We consent to the incorporation by reference in the Post-Effective Amendment No.
6 to the Registration Statement (Form S-4 No. 333-12319) and related Prospectus
of Service Experts, Inc. related to $50,000,000 aggregate amount of shares of
its $.01 par value common stock, warrants to purchase its common stock ("Common
Stock Warrants") and the shares of its common stock issued thereunder upon the
exercise of such Common Stock Warrants or debt securities ("Debt Securities"),
and the shares of common stock issued thereunder upon the conversion thereof; in
the Shelf Registration Statement on Form S-3 (No. 333-43917) and related
Prospectus pertaining to the resale of up to 500,000 shares of the Company's
Common Stock issued without registration under the Securities Act of 1933; in
the Registration Statement on Form S-8 (No. 333-11791) pertaining to the Service
Experts, Inc. 1996 Incentive Stock Plan, 1996 Non-Employee Director Stock
Option Plan, and 1996 Employee Stock Purchase Plan; in the Registration
Statement on Form S-8 (No. 333-59711) pertaining to the Service Experts, Inc.

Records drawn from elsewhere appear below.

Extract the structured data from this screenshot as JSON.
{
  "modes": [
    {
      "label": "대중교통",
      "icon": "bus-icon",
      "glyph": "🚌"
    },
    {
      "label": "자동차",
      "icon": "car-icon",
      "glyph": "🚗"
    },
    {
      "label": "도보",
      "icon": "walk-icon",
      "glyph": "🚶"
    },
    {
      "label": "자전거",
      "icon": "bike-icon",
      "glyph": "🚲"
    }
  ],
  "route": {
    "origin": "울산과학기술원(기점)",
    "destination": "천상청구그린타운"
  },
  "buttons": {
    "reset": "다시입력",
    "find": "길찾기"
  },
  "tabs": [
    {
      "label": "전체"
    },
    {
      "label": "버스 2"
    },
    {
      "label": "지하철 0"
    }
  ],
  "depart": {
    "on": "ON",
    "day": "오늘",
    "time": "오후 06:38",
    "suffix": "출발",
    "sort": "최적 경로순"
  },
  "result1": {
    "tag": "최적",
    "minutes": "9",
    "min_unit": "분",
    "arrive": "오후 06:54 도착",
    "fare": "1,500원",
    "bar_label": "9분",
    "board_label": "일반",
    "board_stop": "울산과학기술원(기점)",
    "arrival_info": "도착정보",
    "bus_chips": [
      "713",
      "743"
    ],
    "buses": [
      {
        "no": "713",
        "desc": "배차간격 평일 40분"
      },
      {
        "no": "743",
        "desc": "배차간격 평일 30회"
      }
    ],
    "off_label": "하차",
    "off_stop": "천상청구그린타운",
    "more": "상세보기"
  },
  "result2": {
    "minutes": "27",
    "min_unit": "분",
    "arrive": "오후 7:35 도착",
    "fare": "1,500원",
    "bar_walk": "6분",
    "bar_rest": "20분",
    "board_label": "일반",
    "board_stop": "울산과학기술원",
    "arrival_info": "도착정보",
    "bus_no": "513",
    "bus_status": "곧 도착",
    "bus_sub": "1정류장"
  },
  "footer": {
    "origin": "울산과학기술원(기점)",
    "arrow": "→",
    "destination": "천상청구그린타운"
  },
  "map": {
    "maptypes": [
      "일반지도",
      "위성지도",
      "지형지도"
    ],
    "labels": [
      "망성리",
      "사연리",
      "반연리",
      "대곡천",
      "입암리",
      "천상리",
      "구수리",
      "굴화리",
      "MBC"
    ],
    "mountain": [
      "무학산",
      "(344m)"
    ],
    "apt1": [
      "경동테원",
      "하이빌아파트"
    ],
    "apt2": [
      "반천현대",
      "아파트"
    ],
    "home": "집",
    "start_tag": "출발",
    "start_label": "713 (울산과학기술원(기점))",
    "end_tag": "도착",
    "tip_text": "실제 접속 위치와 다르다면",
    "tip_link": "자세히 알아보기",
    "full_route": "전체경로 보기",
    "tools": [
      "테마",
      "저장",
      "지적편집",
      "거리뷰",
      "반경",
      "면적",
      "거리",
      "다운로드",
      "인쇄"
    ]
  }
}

Amended 1996 Incentive Stock Plan, Amended 1996 Employee Stock Purchase Plan,
1997 Nonqualified Stock Option Plan, Amended 1997 Nonqualified Stock Purchase
Plan and Amended Service Center Stock Option Plan; of our report dated October
23, 1998 with respect to the combined financial statements of Dodge Heating and
Air Conditioning, Inc. et al. and DH&A, Inc. and of our report dated October 30,
1998 with respect to financial statements of Climate Design Systems, Inc.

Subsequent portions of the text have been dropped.